Edin Ferizović

Personal information
- Full name: Edin Ferizović
- Date of birth: 12 October 1977 (age 48)
- Place of birth: Novi Pazar, SR Serbia, SFR Yugoslavia
- Height: 1.82 m (5 ft 11+1⁄2 in)
- Position: Defender

Team information
- Current team: Jošanica

Senior career*
- Years: Team / Apps / (Gls)
- 2001–2002: Novi Pazar / 11 / (1)
- 2003: Belasica
- 2004–2007: Novi Pazar / 87 / (8)
- 2006: → OFK Niš (loan) / 10 / (0)
- 2007–2008: ČSK Čelarevo / 13 / (1)
- 2008: → Novi Pazar (loan) / 12 / (1)
- 2008: Novi Pazar / 15 / (3)
- 2009: Apolonia Fier / 15 / (1)
- 2010: Shkumbini Peqin / 14 / (0)
- 2010: Besa Kavajë / 14 / (0)
- 2011–2013: Novi Pazar / 1 / (0)
- 2012–2013: → Sinđelić Niš (loan) / 33 / (1)
- 2013–2014: Jošanica / 22 / (3)
- 2014: Tutin
- 2015–2018: Jošanica / 38 / (2)
- 2018: Tutin / 0 / (0)
- 2019–: Jošanica

= Edin Ferizović =

Serbian footballer

Edin Ferizović (Един Феризовић; born 12 October 1977) is a Serbian footballer who plays as a defender for Jošanica.

==Club career==
Born in Novi Pazar, Ferizović began his career in his native Serbia playing for FK Novi Pazar in Second League of FR Yugoslavia.
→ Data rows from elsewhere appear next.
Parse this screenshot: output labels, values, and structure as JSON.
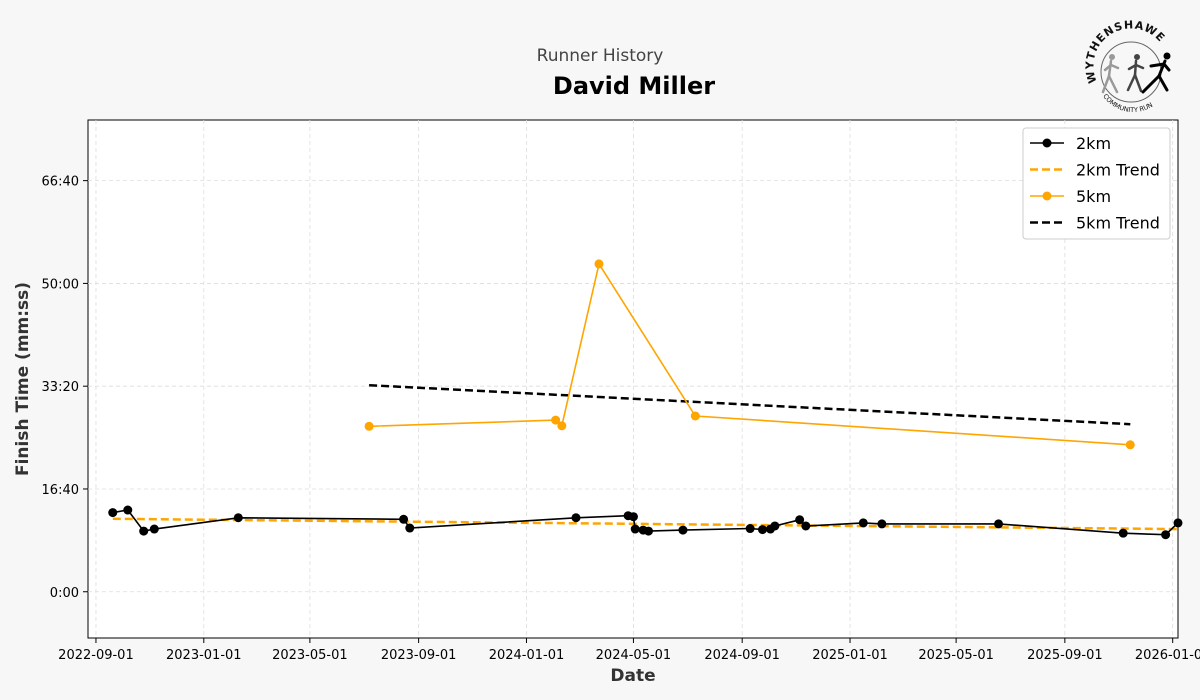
{
  "header": {
    "subtitle": "Runner History",
    "title": "David Miller"
  },
  "logo": {
    "text_top": "WYTHENSHAWE",
    "text_bottom": "COMMUNITY RUN"
  },
  "colors": {
    "series_2km": "#000000",
    "series_5km": "#ffa500",
    "trend_2km": "#ffa500",
    "trend_5km": "#000000",
    "background": "#f7f7f7",
    "plot_bg": "#ffffff",
    "grid": "#dddddd"
  },
  "chart_data": {
    "type": "line",
    "xlabel": "Date",
    "ylabel": "Finish Time (mm:ss)",
    "x_axis_type": "date",
    "xlim": [
      "2022-08-23",
      "2026-01-07"
    ],
    "ylim_seconds": [
      -450,
      4590
    ],
    "x_ticks": [
      "2022-09-01",
      "2023-01-01",
      "2023-05-01",
      "2023-09-01",
      "2024-01-01",
      "2024-05-01",
      "2024-09-01",
      "2025-01-01",
      "2025-05-01",
      "2025-09-01",
      "2026-01-01"
    ],
    "y_ticks": [
      {
        "label": "0:00",
        "seconds": 0
      },
      {
        "label": "16:40",
        "seconds": 1000
      },
      {
        "label": "33:20",
        "seconds": 2000
      },
      {
        "label": "50:00",
        "seconds": 3000
      },
      {
        "label": "66:40",
        "seconds": 4000
      }
    ],
    "grid": true,
    "legend": "top-right",
    "series": [
      {
        "name": "2km",
        "style": "line-marker",
        "points": [
          {
            "date": "2022-09-20",
            "seconds": 770
          },
          {
            "date": "2022-10-07",
            "seconds": 795
          },
          {
            "date": "2022-10-25",
            "seconds": 590
          },
          {
            "date": "2022-11-06",
            "seconds": 610
          },
          {
            "date": "2023-02-09",
            "seconds": 720
          },
          {
            "date": "2023-08-15",
            "seconds": 705
          },
          {
            "date": "2023-08-22",
            "seconds": 620
          },
          {
            "date": "2024-02-26",
            "seconds": 720
          },
          {
            "date": "2024-04-25",
            "seconds": 740
          },
          {
            "date": "2024-05-01",
            "seconds": 730
          },
          {
            "date": "2024-05-03",
            "seconds": 610
          },
          {
            "date": "2024-05-12",
            "seconds": 600
          },
          {
            "date": "2024-05-18",
            "seconds": 590
          },
          {
            "date": "2024-06-26",
            "seconds": 600
          },
          {
            "date": "2024-09-10",
            "seconds": 615
          },
          {
            "date": "2024-09-24",
            "seconds": 605
          },
          {
            "date": "2024-10-03",
            "seconds": 610
          },
          {
            "date": "2024-10-08",
            "seconds": 640
          },
          {
            "date": "2024-11-05",
            "seconds": 700
          },
          {
            "date": "2024-11-12",
            "seconds": 640
          },
          {
            "date": "2025-01-16",
            "seconds": 670
          },
          {
            "date": "2025-02-06",
            "seconds": 660
          },
          {
            "date": "2025-06-18",
            "seconds": 660
          },
          {
            "date": "2025-11-06",
            "seconds": 570
          },
          {
            "date": "2025-12-24",
            "seconds": 555
          },
          {
            "date": "2026-01-07",
            "seconds": 670
          }
        ]
      },
      {
        "name": "2km Trend",
        "style": "dashed",
        "points": [
          {
            "date": "2022-09-20",
            "seconds": 710
          },
          {
            "date": "2026-01-07",
            "seconds": 610
          }
        ]
      },
      {
        "name": "5km",
        "style": "line-marker",
        "points": [
          {
            "date": "2023-07-07",
            "seconds": 1610
          },
          {
            "date": "2024-02-03",
            "seconds": 1670
          },
          {
            "date": "2024-02-10",
            "seconds": 1615
          },
          {
            "date": "2024-03-23",
            "seconds": 3190
          },
          {
            "date": "2024-07-10",
            "seconds": 1710
          },
          {
            "date": "2025-11-14",
            "seconds": 1430
          }
        ]
      },
      {
        "name": "5km Trend",
        "style": "dashed",
        "points": [
          {
            "date": "2023-07-07",
            "seconds": 2010
          },
          {
            "date": "2025-11-14",
            "seconds": 1630
          }
        ]
      }
    ]
  }
}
Season 2002/03 he moved to FK Belasica and played in Macedonian First Football League. In early 2004 he moved back in to FK Novi Pazar and played in Serbian First League. He was half year on loan in OFK Niš. In 2007 he signed for ČSK Čelarevo. After ČSK he moved back again to FK Novi Pazar and played again in Serbian First League. Season 2008/09 he signed for Apolonia Fier and played in Albanian Superliga. He them played for Shkumbini Peqin and Besa Kavajë. In summer 2011 he moved back to FK Novi Pazar plays for first time in Serbian SuperLiga. He made his debut in Serbian SuperLiga playing against FK Sloboda Užice. In early 2012 he was out on loan to FK Sinđelić Niš and played in Serbian First League.